Every research project leaves some stones unturned. What stone are you most curious to see turned over soon?
Historically and ethnographically, my project focused on academic research on psychedelics. But there was also a tremendous amount of underground research on psychedelics from the 1960s onward, which became very lively in the 1970s and 1980s. There are a couple people working on this at the moment, but this is a pretty broad field. I think some historian of science should work on Alexander (Sasha) Shulgin’s development of hundreds of new psychedelic compounds.He and his wife are the authors of two books, PIKHAL: Phenethylamines I Have Known And Loved: A Chemical Love Story and TIHKAL: (Tryptamines I Have Known and Loved): The Continuation. Both books are half autobiographical reports, half cookbooks. The second half is always for chemists; they both are standard reference books in psychedelic chemistry laboratories. Whereas the first part is really about the love relationship between Sasha and Anna Shulgin, which was mediated by these drugs and their shared passion for experimenting with the substances that Shulgin invented. He determined their effects through self-experimentation. It’s one of the great chapters of anachronistic self-experimentation in the late twentieth century mixing up the history of science with the history of the counterculture. Shulgin was recognized as a major authority figure, both in the underground and in the academic field. His lab notebooks are all available online now.

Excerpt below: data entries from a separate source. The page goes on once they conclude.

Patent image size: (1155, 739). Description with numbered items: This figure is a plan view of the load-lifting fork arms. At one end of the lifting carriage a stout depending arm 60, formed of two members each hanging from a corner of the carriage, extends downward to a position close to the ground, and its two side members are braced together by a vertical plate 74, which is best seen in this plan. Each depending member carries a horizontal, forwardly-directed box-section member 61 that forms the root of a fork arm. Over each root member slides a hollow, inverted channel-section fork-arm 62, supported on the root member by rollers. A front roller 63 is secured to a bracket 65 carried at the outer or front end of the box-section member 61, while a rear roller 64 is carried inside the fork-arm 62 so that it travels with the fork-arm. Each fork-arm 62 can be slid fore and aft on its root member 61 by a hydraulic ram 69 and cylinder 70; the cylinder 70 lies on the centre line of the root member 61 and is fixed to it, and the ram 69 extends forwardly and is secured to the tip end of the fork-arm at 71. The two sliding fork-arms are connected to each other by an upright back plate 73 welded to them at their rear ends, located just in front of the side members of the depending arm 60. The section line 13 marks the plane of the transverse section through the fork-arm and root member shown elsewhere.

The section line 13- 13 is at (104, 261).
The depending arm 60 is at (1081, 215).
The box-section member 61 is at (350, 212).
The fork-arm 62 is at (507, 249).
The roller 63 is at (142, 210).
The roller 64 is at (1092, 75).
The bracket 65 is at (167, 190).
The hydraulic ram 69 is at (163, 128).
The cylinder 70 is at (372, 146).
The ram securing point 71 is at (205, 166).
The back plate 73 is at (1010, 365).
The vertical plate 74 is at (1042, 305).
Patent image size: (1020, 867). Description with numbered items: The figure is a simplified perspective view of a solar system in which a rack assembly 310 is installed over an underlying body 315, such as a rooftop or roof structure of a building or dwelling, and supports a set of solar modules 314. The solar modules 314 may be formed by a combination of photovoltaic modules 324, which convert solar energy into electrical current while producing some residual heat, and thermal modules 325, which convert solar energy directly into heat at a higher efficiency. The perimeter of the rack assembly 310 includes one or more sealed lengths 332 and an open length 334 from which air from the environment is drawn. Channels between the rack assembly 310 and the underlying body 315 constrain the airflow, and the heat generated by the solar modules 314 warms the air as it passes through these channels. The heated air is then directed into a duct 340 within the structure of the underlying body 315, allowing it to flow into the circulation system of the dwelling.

There’s also the whole clinical side of psychedelic research . I wrote about basic neuroscience research. The clinical trials with end-stage cancer patients and so on haven’t been covered. A number of major American university hospitals are involved in this, but there have also been underground therapists who treated patients illegally, which is another fascinating chapter in the history of medicine. So there are a couple of beautiful complementary projects that I hope other scholars will pursue further.